Fun with Side Channels
In my undergraduate programming languages class, our professor used an auto grader and let us use it to test our programs before we turned them in. We could upload our assignment to the auto grader, where it would run our program through a number of tests and tell us our many out of the total passed. Importantly, the auto grader did not tell us what the test cases were.
Our professor offered extra credit to any of us who could extract the test cases from the auto grader. The course had been running for years, and each time a student successfully did this they closed that particular hole. By the time I took the class, the auto grader was pretty robust. No one in my class got the extra credit.
At the time, most of us thought of approaches like directly hacking the grading server, or trying to make our programs write the test cases out so some other place on the server. The auto grader ran on a shared server, and we could access some files stored on that server. It turns out, these approaches are pretty easy to protect against. Presumably you already have an interest in keeping your server secured, so let’s assume directly hacking it is out. Preventing your program from writing rogue files all over the system is easy enough too. Just make sure your programming environment doesn’t have any access to the outside world.
It turns out there’s a more subtle approach: side channels. Side channels, generally, are a way of using something you control to send a message with information your aren’t supposed to be able to reveal. One common side channel is time. Let’s say you were trying to guess someone’s 4 digit PIN and you had a system that let you try as many times as you wanted. Furthermore, let’s assume that it the password checker were really slow. It would check your PIN digit by digit and each digit takes one second to check. Let’s say you try 4567 and after two seconds the system says your PIN was incorrect. You now know the first two digits are 4 and 5. So next try 4577. This time it still takes two seconds. So try 4587. This time it takes three seconds! This means we’ve figured out the first three digits. With at most 9 more tries, you’ll have figured out the password.
There’s a reason login systems aren’t designed like that.
So let’s go back to the auto grader. Can we use side channels to recover the tests?
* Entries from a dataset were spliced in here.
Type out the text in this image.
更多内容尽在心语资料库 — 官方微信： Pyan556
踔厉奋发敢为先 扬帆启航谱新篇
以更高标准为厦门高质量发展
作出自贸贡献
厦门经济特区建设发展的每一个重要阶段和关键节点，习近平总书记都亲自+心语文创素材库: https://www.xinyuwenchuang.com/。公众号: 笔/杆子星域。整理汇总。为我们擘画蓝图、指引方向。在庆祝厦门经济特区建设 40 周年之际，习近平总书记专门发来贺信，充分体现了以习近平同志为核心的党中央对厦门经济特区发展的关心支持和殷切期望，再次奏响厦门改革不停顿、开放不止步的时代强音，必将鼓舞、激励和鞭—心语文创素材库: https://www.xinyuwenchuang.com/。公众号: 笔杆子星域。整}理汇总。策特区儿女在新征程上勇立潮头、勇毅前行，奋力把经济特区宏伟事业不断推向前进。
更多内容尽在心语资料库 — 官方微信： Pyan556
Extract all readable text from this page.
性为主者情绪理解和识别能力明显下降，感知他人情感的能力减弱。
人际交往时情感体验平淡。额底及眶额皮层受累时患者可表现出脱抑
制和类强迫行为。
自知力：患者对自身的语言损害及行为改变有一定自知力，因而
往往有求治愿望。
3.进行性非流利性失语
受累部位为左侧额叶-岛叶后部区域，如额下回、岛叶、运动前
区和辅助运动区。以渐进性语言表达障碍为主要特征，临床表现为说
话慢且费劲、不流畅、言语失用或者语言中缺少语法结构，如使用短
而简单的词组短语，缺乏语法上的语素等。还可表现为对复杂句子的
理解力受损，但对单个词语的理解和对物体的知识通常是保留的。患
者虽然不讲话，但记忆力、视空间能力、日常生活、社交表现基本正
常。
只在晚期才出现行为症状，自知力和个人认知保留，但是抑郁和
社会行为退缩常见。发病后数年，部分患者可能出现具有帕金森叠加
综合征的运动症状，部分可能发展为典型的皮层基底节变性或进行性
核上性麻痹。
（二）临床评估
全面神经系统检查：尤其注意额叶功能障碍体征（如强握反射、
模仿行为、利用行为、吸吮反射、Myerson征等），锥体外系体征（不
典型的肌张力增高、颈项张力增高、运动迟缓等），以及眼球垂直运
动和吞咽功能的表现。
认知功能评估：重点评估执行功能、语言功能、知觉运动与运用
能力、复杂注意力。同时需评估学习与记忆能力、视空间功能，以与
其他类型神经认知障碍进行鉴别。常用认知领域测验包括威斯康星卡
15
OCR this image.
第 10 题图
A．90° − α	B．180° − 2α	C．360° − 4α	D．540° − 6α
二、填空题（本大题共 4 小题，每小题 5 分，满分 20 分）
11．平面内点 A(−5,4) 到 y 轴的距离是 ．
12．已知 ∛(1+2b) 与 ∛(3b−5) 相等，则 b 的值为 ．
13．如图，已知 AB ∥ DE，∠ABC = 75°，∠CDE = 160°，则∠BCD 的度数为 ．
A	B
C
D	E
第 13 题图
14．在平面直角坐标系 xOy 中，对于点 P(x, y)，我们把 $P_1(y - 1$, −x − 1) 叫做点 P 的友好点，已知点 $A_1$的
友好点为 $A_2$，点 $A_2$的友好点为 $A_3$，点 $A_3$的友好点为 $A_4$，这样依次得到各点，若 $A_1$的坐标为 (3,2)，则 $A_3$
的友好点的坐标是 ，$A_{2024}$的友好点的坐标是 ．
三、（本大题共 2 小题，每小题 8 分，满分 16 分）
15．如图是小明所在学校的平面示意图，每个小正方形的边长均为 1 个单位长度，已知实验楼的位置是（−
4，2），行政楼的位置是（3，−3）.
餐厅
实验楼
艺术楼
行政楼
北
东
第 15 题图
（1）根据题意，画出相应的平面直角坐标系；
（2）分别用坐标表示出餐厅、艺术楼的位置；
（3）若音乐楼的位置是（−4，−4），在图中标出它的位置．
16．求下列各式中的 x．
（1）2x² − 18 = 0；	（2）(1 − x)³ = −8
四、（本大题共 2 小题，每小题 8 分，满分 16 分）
Ideally, we’d want to build a channel using functionality that is critical to the overall system. If we succeed at this, there will be no way for the instructor to patch the hole without turning off the auto grader entirely.
For the auto grader, the key functionality is:
 Run code that you upload. This code is heavily sandboxed, but it must allow you to answer the questions.
 Tell you how many tests passed.
 Allow multiple attempts.
Using just this functionality, how could we recover the tests that were run?
Twenty Questions🔗
It turns out there’s at least one thing we have control over: whether we get a question right or not. Once you know how to correctly answer the question on all inputs, you can basically use this to play twenty questions with the test cases. For example, let’s say you were supposed to write a function that takes a number n
and computes n^2
. This is easy enough to get:
function square(n) {
return n * n;
}
Let’s say I upload this to the auto grader and it tells me:
square: 1 out of 1 test passed
That hasn’t told me what number they tested on, but now I can start asking questions. The general approach is to ask a question about the input and then return the right answer if the question is yes and a wrong answer if the question is no. Let’s upload the following program to our imaginary auto grader:
function square(n) {
if (n == 0) {
return n * n;
} else {
return n + 1;
}
}
The auto grader responds:
square: 0 out of 1 test passed
So now we’ve learned that the test case is not 0
. We could keep trying, trying testing if n == 1
, then n == 2
and so on. Eventually this will work, but if the test case were 10,000,000
then it will take awhile. Fortunately, we can ask other questions of our input, such as whether it is less than some given number. If we do this, we can use a binary search to find the test case in almost no time at all.
Things are looking good so far, but in reality an auto grader is not going to give you just one test case.
Finding Multiple Test Cases🔗
What if we had five test cases instead of just one? We could continue asking number by number and we’d eventually find all five. Chances are we’d even find all five in about as much time as it took us to find the first one. Could we find all five faster? Let’s try the binary search approach. We start with this program:
function square(n) {
if (n > 1) {
return n * n;
} else {
return n + 1;
}
}
The auto grader tells us:
square: 2 out of 5 tests passed
We’ll need to do this a few more times, so let’s make a table.
 n > 1
 square: 2 out of 5 tests passed

 n > 2
 square: 1 out of 5 tests passed

Already we can figure out that one of the tests is 2, since that is the only one number that is greater than 1 but not greater than 2. Let’s continue and see if we can figure out the rest.
 n > 4
 square: 1 out of 5 tests passed

 n > 8
 square: 1 out of 5 tests passed

 n > 16
 square: 0 out of 5 tests passed

So now we know that all of the test cases are less than or equal to 16, and that one of these lies between 9 and 16 inclusive. We can do a binary search in this range to find the exact number and then continue the process until we’ve found all of the test cases.
That’s the gist of the idea, and a good place to wrap up for now. Of course, programs that do simple operations on numbers aren’t too exciting. What about more advanced problems, and more intricate test cases? How can you learn about linked lists or trees using similar techniques? I’ll leave these as an exercise for the reader, or until a later post.